Do I support the military initiative in the middle east? ABSOLUTELY!

Maybe we need to stick our heads out of our turtle shells here in Canada and realize that many other nations do not have the freedoms we have, and it is our responsibility as a member of a global community to help these other nations enjoy these same freedoms we take for granted.

Stepping off my soapbox,


When my pain is bad I often find myself thinking of unusual things, tonight being no exception I was trying to fall asleep when John Merrick came to mind (for those who don't know John Merrick, and I'm not sure if I spelled his name correctly or not but, he was called the elephant man due to rare physical deformities). I went through some of the scenes in the movie, and I think I came to understand what people were afraid of beyond simply his appearance. I believe that generally people were also afraid of his possible actions or reactions, which they were unsure whether they would conform to normal socially acceptable standards. This, of course, was purely base on a preliminary judgement from appearance, but at the same time may have been true due to lack of social skills training due to that same affliction.

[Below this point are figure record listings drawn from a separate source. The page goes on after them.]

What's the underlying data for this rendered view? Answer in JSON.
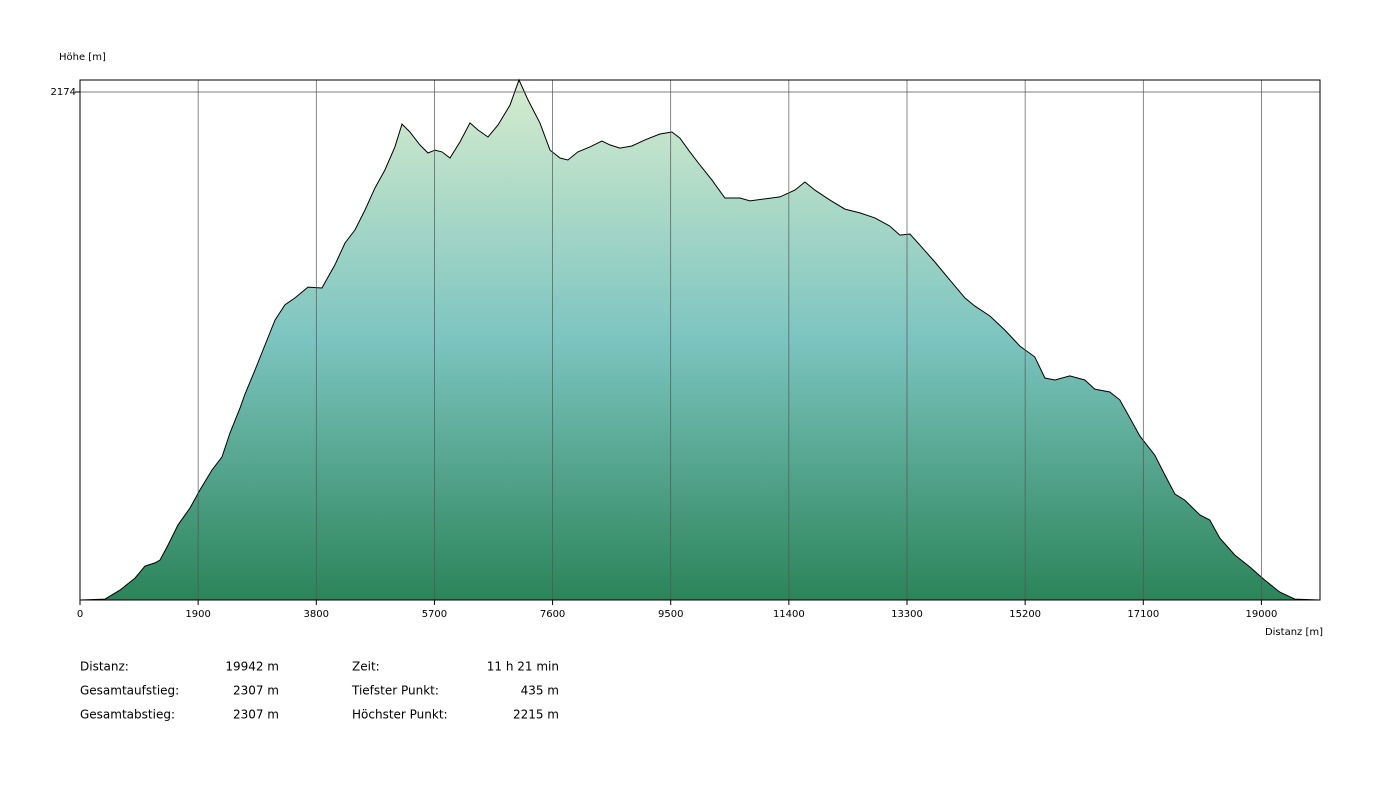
{
  "chart_data": {
    "type": "area",
    "ylabel": "Höhe [m]",
    "xlabel": "Distanz [m]",
    "xlim": [
      0,
      19942
    ],
    "xticks": [
      0,
      1900,
      3800,
      5700,
      7600,
      9500,
      11400,
      13300,
      15200,
      17100,
      19000
    ],
    "ylim": [
      435,
      2215
    ],
    "yticks": [
      2174
    ],
    "grid": true,
    "line_color": "#000000",
    "fill_colors": [
      "#d6ecce",
      "#7cc4c0",
      "#2b8459"
    ],
    "x": [
      0,
      402,
      643,
      884,
      1045,
      1206,
      1286,
      1415,
      1576,
      1769,
      1930,
      2123,
      2283,
      2412,
      2573,
      2653,
      2814,
      2975,
      3136,
      3296,
      3457,
      3666,
      3891,
      4100,
      4261,
      4422,
      4583,
      4743,
      4904,
      5065,
      5178,
      5306,
      5467,
      5596,
      5709,
      5821,
      5950,
      6111,
      6272,
      6400,
      6561,
      6722,
      6915,
      7060,
      7205,
      7397,
      7558,
      7719,
      7847,
      8008,
      8201,
      8394,
      8522,
      8683,
      8876,
      9085,
      9326,
      9519,
      9648,
      9808,
      9969,
      10162,
      10371,
      10612,
      10773,
      11015,
      11256,
      11497,
      11658,
      11819,
      12060,
      12301,
      12542,
      12783,
      13024,
      13186,
      13346,
      13507,
      13748,
      13990,
      14231,
      14392,
      14633,
      14874,
      15115,
      15356,
      15517,
      15678,
      15919,
      16160,
      16321,
      16562,
      16723,
      16884,
      17045,
      17286,
      17447,
      17608,
      17768,
      18010,
      18170,
      18331,
      18572,
      18814,
      19055,
      19296,
      19537,
      19942
    ],
    "values": [
      435,
      438,
      469,
      510,
      551,
      562,
      572,
      623,
      692,
      750,
      812,
      880,
      925,
      1007,
      1092,
      1140,
      1222,
      1308,
      1393,
      1445,
      1469,
      1506,
      1503,
      1582,
      1657,
      1702,
      1770,
      1845,
      1907,
      1986,
      2064,
      2037,
      1993,
      1965,
      1975,
      1969,
      1948,
      2003,
      2068,
      2044,
      2020,
      2061,
      2129,
      2215,
      2147,
      2068,
      1975,
      1948,
      1941,
      1969,
      1986,
      2006,
      1993,
      1982,
      1989,
      2010,
      2030,
      2037,
      2016,
      1969,
      1924,
      1873,
      1811,
      1811,
      1801,
      1808,
      1815,
      1838,
      1866,
      1838,
      1804,
      1773,
      1760,
      1743,
      1715,
      1684,
      1688,
      1650,
      1592,
      1530,
      1469,
      1441,
      1407,
      1359,
      1304,
      1267,
      1195,
      1188,
      1202,
      1188,
      1157,
      1147,
      1120,
      1058,
      996,
      931,
      863,
      798,
      777,
      726,
      709,
      647,
      589,
      548,
      503,
      462,
      438,
      435
    ]
  },
  "stats": [
    [
      {
        "label": "Distanz:",
        "value": "19942 m"
      },
      {
        "label": "Zeit:",
        "value": "11 h 21 min"
      }
    ],
    [
      {
        "label": "Gesamtaufstieg:",
        "value": "2307 m"
      },
      {
        "label": "Tiefster Punkt:",
        "value": "435 m"
      }
    ],
    [
      {
        "label": "Gesamtabstieg:",
        "value": "2307 m"
      },
      {
        "label": "Höchster Punkt:",
        "value": "2215 m"
      }
    ]
  ]
}
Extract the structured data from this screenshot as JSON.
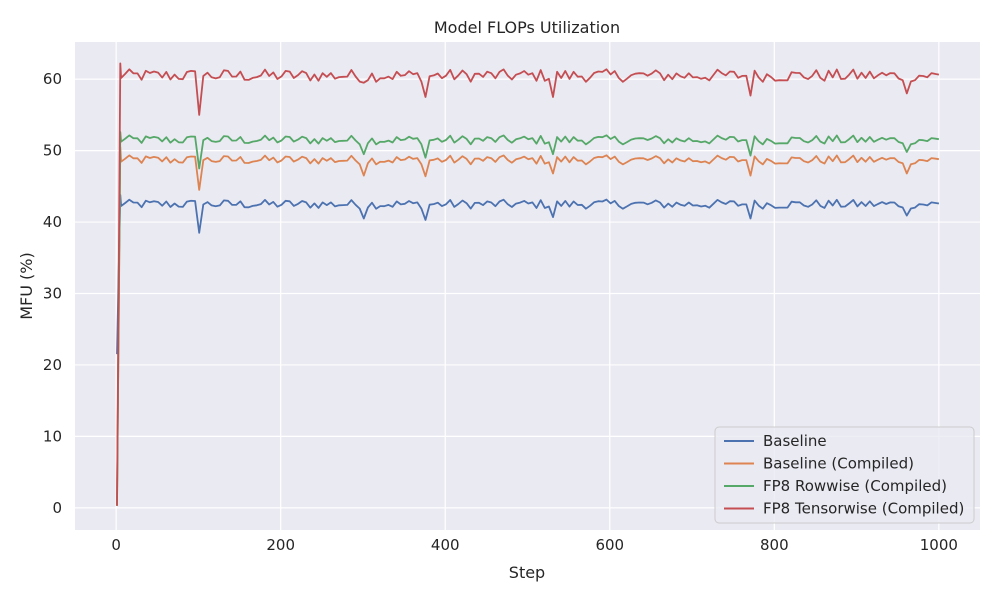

I was wondering why this was going on in my head when I remembered an incident in the public pool last week which involved a mentally challenged man coming to close to my arm. The situation was really very benign, the young man was simply saying hello physically instead of verbally, none the less it was still a slightly uncomfortable situation for me. I'm not saying I couldn't have physically stopped this man from touching my arm, but how would I communicate to him that he can't touch a specific appendage? I understood that he was not being aggresive, and I neither felt threatened or upset by the incident, however I did feel confused at how to express my needs in a way that would not offend or upset him.

I am really not sure what meaning or insight I am supposed to get from this yet, but I thought I should put it into words for later reflection. Right now it is a confusing jumble of social skills and graces, warped perceptions and a need for me to be actually heard when I explain what I am going through. It's not a matter of sympathy, but empathy through real understanding. I realize that people know I have some pain, but I also know they don't understand the magnitude of it. Furthermore I know now that pain is much harder to understand than I thought it was before the onset of RSD/CRPS.